Le 27 janvier, le général Rassoul Sanaï-Rad, commandant adjoint des pasdaran, a déclaré que "Le chef et les provocateurs des manifestations à Touyserkan sont de l'OMPI, ils sont venus d'autres villes pour ne pas être identifiés... Un certain nombre de femmes d'âge moyen ont été arrêtées ; dans les années 1980, celles qui dirigeaient les manifestations de rue de l'OMPI étaient pour la plupart des femmes, et aujourd'hui les femmes sont la principale cause de la provocation et du lancement (des manifestations). Par exemple, quatre de ces femmes ont entraîné la ville d'Ilam dans le chaos... celles qui venaient de Karadj ont été arrêtées à Kermanchah, ou celles qui venaient de Bandar Abbas ont été arrêtées à Chiraz; ce sont des gens de l'OMPI qui sont allés dans les villes de manière organisée et qui ont donné la ligne des slogans."

Ces remarques, ainsi que des centaines de déclarations ou d'interviews similaires des diverses factions, y compris des soi-disant "réformistes" ou "partisans de la ligne dure", sont révélatrices de l'inquiétude montante du régime face au rôle croissant de l'OMPI, qui a dit à juste titre qu'il n'y avait aucune perspective de changement au sein de la "République islamique" et que la seule solution était un changement de régime.

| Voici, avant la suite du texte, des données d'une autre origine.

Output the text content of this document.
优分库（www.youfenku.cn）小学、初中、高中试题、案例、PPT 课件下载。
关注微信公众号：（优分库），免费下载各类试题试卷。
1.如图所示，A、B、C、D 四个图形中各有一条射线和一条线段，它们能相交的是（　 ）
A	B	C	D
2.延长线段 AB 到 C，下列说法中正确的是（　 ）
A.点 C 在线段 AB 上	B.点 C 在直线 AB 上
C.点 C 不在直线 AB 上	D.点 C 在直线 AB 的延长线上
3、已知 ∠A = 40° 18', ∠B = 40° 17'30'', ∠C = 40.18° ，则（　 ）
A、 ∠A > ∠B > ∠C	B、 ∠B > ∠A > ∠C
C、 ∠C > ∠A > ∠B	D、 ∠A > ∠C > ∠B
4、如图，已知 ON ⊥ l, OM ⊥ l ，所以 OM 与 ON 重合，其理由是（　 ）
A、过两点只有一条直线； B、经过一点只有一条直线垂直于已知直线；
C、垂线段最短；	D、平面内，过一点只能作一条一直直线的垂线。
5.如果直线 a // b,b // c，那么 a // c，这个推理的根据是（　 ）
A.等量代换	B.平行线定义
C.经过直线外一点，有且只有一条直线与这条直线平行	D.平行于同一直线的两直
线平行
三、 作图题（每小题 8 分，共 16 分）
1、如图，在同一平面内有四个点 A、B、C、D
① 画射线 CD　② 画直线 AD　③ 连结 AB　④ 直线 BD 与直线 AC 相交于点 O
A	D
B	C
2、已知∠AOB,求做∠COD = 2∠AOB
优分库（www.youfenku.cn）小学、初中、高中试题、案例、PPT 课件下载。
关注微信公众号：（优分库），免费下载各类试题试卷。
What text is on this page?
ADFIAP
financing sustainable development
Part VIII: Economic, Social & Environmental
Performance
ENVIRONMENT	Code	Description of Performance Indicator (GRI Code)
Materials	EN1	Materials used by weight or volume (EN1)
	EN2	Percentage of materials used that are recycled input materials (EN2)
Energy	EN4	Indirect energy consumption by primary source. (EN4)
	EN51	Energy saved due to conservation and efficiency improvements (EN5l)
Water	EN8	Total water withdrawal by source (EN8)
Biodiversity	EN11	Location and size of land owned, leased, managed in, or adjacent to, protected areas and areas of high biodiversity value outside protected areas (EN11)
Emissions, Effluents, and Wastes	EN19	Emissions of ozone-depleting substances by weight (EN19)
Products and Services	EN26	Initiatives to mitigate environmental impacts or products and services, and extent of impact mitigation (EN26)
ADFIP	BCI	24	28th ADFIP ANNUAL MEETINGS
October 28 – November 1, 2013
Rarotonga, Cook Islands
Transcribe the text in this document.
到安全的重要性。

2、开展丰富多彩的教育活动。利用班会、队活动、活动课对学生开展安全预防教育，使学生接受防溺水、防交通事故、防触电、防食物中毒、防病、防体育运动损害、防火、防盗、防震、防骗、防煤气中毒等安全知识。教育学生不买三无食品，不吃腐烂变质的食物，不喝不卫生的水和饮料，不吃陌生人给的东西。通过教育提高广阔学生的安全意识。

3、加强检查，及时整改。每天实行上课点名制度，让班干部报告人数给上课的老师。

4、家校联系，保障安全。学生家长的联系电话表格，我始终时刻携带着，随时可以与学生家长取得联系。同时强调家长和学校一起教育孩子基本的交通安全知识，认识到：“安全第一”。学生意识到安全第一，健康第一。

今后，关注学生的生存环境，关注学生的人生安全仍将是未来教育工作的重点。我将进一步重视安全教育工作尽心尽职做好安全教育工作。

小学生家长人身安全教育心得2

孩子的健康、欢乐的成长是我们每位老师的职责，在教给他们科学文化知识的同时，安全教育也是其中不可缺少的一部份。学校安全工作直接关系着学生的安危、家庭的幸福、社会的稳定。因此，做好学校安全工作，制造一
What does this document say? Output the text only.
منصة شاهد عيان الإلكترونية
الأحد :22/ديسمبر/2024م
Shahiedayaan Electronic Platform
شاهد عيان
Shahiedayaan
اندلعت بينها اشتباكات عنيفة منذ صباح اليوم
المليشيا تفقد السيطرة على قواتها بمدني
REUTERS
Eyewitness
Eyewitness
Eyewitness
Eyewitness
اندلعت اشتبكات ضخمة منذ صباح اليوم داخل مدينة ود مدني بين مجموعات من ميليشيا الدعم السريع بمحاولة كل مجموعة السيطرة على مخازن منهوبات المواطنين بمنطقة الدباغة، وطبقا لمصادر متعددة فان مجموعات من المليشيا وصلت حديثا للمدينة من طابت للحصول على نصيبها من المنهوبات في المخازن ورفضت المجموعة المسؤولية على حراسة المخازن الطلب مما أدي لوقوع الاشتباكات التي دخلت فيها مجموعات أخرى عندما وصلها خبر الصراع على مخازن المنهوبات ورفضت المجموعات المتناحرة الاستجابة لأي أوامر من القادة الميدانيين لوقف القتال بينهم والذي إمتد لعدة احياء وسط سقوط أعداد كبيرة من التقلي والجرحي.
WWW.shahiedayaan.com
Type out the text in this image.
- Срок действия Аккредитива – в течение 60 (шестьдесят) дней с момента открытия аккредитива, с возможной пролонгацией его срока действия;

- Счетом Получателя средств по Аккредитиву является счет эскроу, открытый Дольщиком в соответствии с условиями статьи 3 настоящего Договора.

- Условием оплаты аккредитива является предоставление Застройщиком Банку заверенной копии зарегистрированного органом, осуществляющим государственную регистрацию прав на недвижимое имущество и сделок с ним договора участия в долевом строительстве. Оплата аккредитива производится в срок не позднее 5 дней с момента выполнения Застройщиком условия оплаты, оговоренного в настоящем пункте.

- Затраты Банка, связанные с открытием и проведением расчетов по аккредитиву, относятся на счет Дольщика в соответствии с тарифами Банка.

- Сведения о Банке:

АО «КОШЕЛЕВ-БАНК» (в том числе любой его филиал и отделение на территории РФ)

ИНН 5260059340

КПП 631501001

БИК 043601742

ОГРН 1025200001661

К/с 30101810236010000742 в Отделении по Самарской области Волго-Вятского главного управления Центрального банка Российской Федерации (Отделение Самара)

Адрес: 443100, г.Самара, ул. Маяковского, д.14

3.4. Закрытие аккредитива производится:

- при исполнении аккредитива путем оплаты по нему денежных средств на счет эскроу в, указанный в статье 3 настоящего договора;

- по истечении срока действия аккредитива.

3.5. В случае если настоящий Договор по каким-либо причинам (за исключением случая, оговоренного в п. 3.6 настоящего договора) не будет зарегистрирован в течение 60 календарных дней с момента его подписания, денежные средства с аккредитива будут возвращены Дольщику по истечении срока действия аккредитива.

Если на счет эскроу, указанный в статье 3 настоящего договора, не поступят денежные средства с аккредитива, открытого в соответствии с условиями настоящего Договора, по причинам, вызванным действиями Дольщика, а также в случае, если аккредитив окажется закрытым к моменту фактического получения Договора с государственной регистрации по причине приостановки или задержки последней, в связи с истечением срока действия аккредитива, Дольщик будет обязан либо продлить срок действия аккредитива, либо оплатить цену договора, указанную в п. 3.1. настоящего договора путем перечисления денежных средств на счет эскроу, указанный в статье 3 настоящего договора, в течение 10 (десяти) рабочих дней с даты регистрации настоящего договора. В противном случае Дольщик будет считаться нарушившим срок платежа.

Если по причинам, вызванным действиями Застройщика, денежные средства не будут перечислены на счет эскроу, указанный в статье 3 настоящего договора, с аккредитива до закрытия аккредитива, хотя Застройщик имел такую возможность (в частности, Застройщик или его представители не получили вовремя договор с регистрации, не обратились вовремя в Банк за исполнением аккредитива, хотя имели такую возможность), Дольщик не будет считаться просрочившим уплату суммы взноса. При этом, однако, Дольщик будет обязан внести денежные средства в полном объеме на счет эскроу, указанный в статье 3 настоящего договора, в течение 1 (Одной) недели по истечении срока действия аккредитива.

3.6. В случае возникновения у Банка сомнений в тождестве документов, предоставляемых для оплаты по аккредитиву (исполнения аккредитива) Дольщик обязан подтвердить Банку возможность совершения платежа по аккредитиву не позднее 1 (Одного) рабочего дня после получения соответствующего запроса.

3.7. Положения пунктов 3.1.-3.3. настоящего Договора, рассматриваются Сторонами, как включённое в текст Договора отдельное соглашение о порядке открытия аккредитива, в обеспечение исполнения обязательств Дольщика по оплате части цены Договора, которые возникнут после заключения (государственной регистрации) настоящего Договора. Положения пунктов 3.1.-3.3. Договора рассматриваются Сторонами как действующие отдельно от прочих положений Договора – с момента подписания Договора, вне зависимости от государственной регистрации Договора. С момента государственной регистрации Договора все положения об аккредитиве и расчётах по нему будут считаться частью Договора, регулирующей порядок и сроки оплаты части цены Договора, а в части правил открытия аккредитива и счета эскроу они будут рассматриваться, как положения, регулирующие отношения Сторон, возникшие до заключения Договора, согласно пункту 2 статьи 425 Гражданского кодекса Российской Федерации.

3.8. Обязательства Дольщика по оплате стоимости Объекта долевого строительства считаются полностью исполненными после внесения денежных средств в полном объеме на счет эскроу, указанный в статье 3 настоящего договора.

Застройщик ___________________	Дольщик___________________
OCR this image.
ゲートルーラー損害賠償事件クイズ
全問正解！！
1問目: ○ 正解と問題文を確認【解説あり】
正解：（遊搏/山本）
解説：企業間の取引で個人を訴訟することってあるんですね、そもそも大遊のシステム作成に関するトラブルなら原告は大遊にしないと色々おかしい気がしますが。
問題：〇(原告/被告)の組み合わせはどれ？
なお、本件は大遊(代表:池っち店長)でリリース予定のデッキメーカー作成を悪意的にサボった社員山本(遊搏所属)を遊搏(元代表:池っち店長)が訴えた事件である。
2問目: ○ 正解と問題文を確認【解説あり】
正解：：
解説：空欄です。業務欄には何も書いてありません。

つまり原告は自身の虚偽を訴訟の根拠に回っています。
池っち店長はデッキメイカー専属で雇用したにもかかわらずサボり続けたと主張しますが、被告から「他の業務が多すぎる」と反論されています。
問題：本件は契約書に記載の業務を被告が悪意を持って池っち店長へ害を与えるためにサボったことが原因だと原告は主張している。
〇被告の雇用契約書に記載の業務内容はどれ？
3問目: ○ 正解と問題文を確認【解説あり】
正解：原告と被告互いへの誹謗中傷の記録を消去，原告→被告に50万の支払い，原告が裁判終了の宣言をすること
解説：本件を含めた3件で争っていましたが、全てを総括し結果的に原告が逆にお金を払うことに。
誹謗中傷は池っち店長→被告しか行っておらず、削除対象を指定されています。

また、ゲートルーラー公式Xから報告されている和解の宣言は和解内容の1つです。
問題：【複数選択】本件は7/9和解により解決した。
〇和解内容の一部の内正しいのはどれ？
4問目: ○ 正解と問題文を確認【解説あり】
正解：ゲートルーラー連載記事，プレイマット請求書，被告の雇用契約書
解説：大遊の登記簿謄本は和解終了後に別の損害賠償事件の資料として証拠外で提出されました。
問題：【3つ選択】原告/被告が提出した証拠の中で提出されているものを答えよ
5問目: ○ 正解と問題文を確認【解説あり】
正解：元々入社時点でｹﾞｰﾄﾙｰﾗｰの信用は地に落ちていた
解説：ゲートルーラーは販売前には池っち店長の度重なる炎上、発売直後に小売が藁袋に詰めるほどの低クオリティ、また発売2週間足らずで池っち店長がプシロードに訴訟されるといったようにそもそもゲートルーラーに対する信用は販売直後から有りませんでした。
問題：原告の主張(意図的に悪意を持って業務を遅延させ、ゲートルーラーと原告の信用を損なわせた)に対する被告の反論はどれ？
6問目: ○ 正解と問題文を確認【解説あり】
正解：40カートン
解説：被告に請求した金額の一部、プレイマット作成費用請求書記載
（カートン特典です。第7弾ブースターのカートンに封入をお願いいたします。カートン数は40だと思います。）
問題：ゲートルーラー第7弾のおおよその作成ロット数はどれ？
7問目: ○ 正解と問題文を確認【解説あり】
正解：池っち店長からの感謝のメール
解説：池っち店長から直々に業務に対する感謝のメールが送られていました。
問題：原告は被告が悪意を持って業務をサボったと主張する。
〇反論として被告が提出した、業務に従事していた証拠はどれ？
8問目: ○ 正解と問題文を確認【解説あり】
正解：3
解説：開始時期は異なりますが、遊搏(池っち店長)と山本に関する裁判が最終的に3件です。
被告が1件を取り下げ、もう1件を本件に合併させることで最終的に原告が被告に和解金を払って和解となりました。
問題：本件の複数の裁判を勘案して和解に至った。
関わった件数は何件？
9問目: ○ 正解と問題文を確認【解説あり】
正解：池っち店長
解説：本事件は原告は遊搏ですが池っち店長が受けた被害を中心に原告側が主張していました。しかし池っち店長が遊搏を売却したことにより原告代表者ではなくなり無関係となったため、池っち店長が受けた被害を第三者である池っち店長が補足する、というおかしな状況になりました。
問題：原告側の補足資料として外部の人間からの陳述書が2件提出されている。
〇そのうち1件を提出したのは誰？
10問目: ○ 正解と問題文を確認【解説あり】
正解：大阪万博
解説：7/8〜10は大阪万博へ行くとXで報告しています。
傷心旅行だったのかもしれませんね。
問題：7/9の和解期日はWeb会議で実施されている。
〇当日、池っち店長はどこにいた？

Ces trois aveux significatifs de hauts responsables iraniens, pour la première fois, simultanément et à une telle échelle, représentent clairement la phase finale de cette dictature religieuse.

Le jour de l'An 1978, le président américain Jimmy Carter était l'invité du chah d'Iran. Il a dit dans son discours lors du diner officiel que l'Iran était "un îlôt de stabilité". Le 9 janvier 1978, le premier soulèvement anti-chah a commencé à Qom, et un an plus tard, le 16 janvier 1979, le chah a été contraint de fuir l'Iran. Après quatre décennies, les États-Unis et le peuple iranien souffrent encore des conséquences des erreurs de calcul de l'Occident. Le soutien américain au chah, malgré tous les crimes qu'il avait commis, était l'une des raisons pour lesquelles les ayatollahs ont réussi à détourner la révolution anti-monarchique de 1979 et à imposer une dictature beaucoup plus brutale.

L'Amérique a enfin reconnu l'Iran comme le parrain de la terreur et de la répression au Moyen-Orient. Il est temps que l'Europe fasse de même et se rende compte qu'il n’y a pas d'avenir à soutenir la dictature fasciste qui gouverne l'Iran.

 

IRAN 
Mai 2018

 18 exécutions

(Janvier: 22 exécutions, février: 17 exécutions, mars: 12 exécutions, avril: 33 exécutions)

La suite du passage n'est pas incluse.